Sometimes, this is more effective than targeting the habit itself. The habit is the symptom, rather than the problem. Jane’s tendency to gossip is a short-term compensation for her insecurities. Criticizing others is an attempt by the critic to lower the status of the person they criticize, so that their status may be higher in relative terms.



Jane is also seeking to distract others, as well as herself, from her own vulnerabilities. In their criticisms, people tend to focus on the qualities that are most important to them, especially if they themselves are deficient in those same qualities. This is projection, and a source of behaviour that people tend to describe as hypocritical.





It is for this short-term relief that Jane compulsively continues to gossip. There is the risk that Jane’s cycle will perpetuate itself, as people who fall into this trap are forced to ask themselves whether they really are so judgemental and hypocritical. Not only that, but as Jane spreads gossip, word about her makes its way around behind her back, until people no longer trust her not to treat them the same way she treats others.



In the long term, people become unwilling to place the trust in her necessary to develop the deeper connections she is seeking. People who are especially desperate and insecure will enter a state of denial, which protects them. People like Jane, however, are fortunate enough in their ability to acknowledge their behaviour to themselves. She knows her behaviour is unsustainable.



Jane needs to acknowledge her habit as a coping mechanism, rather than a personality trait. This will help her to outgrow it, and then to reject it. In order to outgrow it, she needs to overcome the insecurities that trigger it. She needs to become convinced that she has potential to become a new, self-actualized version of herself, and that real change is possible and necessary.

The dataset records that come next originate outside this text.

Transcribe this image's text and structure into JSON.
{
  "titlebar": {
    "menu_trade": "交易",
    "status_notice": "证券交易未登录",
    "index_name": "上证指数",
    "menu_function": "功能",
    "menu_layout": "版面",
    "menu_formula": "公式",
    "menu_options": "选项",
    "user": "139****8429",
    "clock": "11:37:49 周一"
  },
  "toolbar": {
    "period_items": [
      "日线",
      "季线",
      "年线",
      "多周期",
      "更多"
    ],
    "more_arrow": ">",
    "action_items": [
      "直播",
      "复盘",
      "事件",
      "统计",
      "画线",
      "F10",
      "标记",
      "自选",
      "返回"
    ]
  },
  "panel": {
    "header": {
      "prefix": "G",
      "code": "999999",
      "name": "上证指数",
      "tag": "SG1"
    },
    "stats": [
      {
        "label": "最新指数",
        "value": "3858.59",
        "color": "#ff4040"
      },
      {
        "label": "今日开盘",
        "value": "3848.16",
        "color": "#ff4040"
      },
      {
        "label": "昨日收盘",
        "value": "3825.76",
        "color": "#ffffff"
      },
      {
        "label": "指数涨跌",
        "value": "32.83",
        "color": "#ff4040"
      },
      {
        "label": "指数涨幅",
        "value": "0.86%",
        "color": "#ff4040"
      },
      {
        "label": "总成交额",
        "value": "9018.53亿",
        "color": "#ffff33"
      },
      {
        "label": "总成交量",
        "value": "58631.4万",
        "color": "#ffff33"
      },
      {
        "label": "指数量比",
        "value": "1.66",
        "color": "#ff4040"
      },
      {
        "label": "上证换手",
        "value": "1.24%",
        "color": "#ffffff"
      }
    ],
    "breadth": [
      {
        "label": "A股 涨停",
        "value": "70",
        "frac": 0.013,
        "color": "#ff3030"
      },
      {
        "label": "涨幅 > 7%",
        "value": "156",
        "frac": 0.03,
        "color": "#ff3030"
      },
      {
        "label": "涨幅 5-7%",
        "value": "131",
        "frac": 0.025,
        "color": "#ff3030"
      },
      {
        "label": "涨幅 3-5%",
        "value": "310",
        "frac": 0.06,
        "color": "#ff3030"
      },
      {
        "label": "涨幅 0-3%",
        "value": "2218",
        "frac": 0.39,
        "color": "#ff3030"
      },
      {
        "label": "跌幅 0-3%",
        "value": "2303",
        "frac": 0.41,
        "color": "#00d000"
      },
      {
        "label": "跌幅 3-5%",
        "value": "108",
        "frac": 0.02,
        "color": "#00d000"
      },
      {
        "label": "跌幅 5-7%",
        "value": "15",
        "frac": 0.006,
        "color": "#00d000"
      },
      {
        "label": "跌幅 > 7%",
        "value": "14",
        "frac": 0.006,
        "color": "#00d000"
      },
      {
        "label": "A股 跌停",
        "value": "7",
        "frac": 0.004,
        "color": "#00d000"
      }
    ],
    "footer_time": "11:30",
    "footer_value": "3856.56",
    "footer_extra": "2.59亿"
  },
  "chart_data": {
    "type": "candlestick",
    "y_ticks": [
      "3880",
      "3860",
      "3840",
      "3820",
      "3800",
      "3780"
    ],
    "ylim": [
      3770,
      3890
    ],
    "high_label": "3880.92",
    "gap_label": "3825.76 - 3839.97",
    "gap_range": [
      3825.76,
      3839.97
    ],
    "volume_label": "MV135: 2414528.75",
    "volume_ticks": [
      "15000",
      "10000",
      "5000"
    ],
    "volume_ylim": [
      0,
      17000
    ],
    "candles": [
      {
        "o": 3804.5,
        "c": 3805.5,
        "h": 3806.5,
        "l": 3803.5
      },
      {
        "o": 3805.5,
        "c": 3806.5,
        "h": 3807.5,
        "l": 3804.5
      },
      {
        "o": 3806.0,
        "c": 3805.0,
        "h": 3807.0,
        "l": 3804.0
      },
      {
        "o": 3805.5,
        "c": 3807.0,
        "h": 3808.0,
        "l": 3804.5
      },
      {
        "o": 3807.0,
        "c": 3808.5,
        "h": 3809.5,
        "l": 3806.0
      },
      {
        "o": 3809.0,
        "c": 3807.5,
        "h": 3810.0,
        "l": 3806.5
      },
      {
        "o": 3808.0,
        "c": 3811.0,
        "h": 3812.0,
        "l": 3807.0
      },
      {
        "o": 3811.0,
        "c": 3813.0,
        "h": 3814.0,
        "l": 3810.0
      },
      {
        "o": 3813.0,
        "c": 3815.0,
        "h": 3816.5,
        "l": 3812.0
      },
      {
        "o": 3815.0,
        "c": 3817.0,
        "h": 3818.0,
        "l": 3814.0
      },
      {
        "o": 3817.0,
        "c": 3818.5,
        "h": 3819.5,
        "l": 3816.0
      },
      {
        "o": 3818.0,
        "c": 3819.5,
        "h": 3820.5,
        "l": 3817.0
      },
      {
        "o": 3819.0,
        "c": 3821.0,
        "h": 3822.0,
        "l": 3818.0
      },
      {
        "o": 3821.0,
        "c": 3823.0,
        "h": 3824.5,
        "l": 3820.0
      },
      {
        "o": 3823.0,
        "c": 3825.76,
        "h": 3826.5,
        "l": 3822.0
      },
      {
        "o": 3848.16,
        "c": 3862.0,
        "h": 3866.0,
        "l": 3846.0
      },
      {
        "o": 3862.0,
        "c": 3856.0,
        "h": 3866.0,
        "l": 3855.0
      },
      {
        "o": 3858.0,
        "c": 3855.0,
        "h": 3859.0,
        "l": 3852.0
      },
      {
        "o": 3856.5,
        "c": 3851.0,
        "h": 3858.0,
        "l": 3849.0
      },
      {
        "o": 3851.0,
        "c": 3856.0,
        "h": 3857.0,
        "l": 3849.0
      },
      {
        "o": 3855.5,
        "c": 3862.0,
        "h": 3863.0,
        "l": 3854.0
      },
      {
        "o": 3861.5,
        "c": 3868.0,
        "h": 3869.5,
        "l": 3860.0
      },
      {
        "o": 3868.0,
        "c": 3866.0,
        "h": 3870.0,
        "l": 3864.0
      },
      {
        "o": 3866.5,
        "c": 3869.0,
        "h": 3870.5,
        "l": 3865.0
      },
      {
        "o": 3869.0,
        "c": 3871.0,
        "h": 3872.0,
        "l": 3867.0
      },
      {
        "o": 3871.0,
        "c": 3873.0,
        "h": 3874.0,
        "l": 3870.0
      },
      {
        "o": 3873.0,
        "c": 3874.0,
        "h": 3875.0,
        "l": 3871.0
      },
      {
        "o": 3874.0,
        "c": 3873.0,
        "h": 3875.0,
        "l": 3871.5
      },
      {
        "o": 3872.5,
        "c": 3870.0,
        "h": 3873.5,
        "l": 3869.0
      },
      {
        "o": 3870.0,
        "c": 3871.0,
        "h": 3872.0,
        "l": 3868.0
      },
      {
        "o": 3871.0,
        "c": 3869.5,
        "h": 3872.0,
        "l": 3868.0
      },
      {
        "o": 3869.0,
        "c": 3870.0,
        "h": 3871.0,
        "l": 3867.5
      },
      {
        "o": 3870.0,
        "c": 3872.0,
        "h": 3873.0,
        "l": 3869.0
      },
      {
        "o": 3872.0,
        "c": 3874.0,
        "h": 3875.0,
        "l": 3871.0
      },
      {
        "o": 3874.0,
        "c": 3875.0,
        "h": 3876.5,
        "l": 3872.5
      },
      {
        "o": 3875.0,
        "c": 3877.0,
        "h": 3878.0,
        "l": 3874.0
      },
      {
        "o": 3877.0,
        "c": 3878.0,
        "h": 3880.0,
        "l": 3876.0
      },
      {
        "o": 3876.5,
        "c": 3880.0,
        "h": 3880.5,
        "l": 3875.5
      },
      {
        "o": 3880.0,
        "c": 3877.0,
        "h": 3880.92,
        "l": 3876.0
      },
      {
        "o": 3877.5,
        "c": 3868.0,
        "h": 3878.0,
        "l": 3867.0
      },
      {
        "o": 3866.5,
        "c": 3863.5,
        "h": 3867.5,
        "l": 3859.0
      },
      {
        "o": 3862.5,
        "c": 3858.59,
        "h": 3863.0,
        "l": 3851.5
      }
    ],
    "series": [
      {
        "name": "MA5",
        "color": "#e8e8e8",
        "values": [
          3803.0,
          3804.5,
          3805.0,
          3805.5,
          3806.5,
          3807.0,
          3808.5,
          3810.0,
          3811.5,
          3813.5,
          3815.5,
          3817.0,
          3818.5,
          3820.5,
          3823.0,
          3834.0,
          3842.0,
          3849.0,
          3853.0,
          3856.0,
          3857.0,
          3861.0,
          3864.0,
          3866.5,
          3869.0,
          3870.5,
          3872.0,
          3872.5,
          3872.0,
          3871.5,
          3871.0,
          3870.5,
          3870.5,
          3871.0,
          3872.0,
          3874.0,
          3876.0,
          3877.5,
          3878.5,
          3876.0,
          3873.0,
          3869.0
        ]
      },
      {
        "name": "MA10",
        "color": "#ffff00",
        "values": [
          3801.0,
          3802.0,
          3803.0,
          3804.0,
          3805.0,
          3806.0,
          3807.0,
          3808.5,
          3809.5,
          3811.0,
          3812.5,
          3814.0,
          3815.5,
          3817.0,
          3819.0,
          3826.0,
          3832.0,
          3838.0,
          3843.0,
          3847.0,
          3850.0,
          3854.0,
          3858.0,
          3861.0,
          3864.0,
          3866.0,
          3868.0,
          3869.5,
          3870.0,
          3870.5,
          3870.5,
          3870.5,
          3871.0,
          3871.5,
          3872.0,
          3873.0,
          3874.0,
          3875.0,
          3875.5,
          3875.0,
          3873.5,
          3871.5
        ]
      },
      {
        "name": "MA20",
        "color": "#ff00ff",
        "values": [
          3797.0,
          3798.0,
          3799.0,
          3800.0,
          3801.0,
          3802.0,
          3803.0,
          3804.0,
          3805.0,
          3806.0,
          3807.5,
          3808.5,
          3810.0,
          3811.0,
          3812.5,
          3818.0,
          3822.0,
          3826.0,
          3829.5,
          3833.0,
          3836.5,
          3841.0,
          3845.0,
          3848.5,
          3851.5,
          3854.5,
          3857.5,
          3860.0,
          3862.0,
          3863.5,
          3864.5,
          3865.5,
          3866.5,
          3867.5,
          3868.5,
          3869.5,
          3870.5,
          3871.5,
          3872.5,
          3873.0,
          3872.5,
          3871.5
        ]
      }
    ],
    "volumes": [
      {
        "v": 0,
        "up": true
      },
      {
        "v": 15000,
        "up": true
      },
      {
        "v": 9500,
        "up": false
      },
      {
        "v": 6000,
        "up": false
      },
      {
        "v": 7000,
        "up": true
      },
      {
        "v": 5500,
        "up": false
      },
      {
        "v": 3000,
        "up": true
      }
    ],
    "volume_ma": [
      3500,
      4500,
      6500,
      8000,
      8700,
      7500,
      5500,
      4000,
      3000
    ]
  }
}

She can come to understand her own values better by considering what she criticizes in others; these criticisms may be a window into her own insecurities. We feel insecure when we hold characteristics or behave in ways that run contrary to our ideals. If Jane identifies her ideals and comes to terms with her insecurities, she will know better what kind of person she’d like to become.



BREAKING THE HABIT


To complement this shift in perspective, Jane of course has to make her new vision of herself into a reality by suppressing her habit. These two processes will feed off each other; as she restrains herself from criticizing others, she’ll start to see herself as a person who is above gossiping, and as she sees herself as a person who is above gossiping, she’ll have enough security in herself that she no longer feels the urge. She also needs to discard any sense of herself as a divisive person who causes controversy. If others still see her as this person, she should ignore their judgement as a relic of the person she used to be. Their minds will change.




Jane will always have the same personality characteristics that led her to become a gossip. However, she should consider that her tendency to gossip represents the fact that she is interested in people and their lives. The fact that her criticism takes the indirect form of gossip, rather than the direct form of confrontation and argument, suggests that she is an agreeable person. Agreeable people seek to please people. They try to understand people.



She can flip those characteristics to make them manifest on their positive side, rather than their negative, by becoming an excellent listener for others. She can also spread concern, rather than criticism, for others who may be struggling, and develop a sense of community in her social circle. She might, quite naturally, assume a quasi-leadership role in her social group, organizing events and stimulating opportunities for the more shy, less confident members. When she actualizes herself as the person she really was all along, not only will her loneliness be lifted, but she will find a new sense of purpose.